In the late 1800s, it was still believed that yellow fever was transmitted through clothing (i.e. germs on blankets) and from person to person. Despite taking precautions like burning “infected” blankets, yellow fever remained a persistent threat in tropical climes. The idea that yellow fever was transmitted through mosquitoes had been floating around, but it was not until Reed and his US Army Yellow Fever Board decided that the only way to prove the theory was by conducting tests on humans that the theory was confirmed. Essentially, Reed’s experiments involved allowing oneself to be bitten by a mosquito that had bitten a yellow fever victim and then waiting to see if you got yellow fever and died. Sign me up for that!

Reed returned to Washington to present his findings, short one team member who had died while using himself as a test subject. His presentation did not go well, and in fact the Washington Post called it “silly.” And so, more tests were conducted in an isolated camp in Cuba. This time the trials (using paid volunteers) were met with success when Reed presented the new findings at the Pan-American Medical Congress in 1901. Efforts to eradicate mosquitoes in Havana led to a sharp decline in the prevalence of yellow fever.
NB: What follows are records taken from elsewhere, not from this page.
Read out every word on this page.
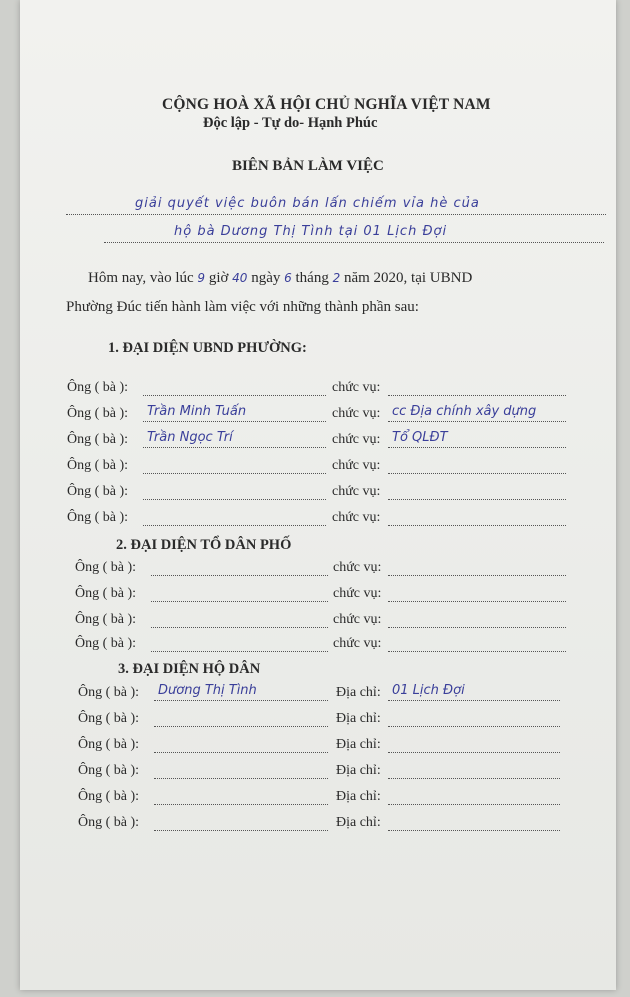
CỘNG HOÀ XÃ HỘI CHỦ NGHĨA VIỆT NAM
Độc lập - Tự do- Hạnh Phúc
BIÊN BẢN LÀM VIỆC
giải quyết việc buôn bán lấn chiếm vỉa hè của
hộ bà Dương Thị Tình tại 01 Lịch Đợi
Hôm nay, vào lúc 9 giờ 40 ngày 6 tháng 2 năm 2020, tại UBND
Phường Đúc tiến hành làm việc với những thành phần sau:
1. ĐẠI DIỆN UBND PHƯỜNG:
Ông ( bà ):	chức vụ:
Ông ( bà ): Trần Minh Tuấn	chức vụ: cc Địa chính xây dựng
Ông ( bà ): Trần Ngọc Trí	chức vụ: Tổ QLĐT
Ông ( bà ):	chức vụ:
Ông ( bà ):	chức vụ:
Ông ( bà ):	chức vụ:
2. ĐẠI DIỆN TỔ DÂN PHỐ
Ông ( bà ):	chức vụ:
Ông ( bà ):	chức vụ:
Ông ( bà ):	chức vụ:
Ông ( bà ):	chức vụ:
3. ĐẠI DIỆN HỘ DÂN
Ông ( bà ): Dương Thị Tình	Địa chỉ: 01 Lịch Đợi
Ông ( bà ):	Địa chỉ:
Ông ( bà ):	Địa chỉ:
Ông ( bà ):	Địa chỉ:
Ông ( bà ):	Địa chỉ:
Ông ( bà ):	Địa chỉ:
In recognition for his work Major Walter Reed received honorary degrees from Harvard and the University of Michigan. Sadly, his life was cut short in 1902 by complications arising from appendicitis. He died in the hospital named for him, and is buried in Arlington National Cemetery.

All right, I’m getting on the metro where I will be holding my breath and not touching anything.

Sources: The American Experience, “The Great Fever.”

University of Virginia, Phillip S. Hench Walter Reed Yellow Fever Collection.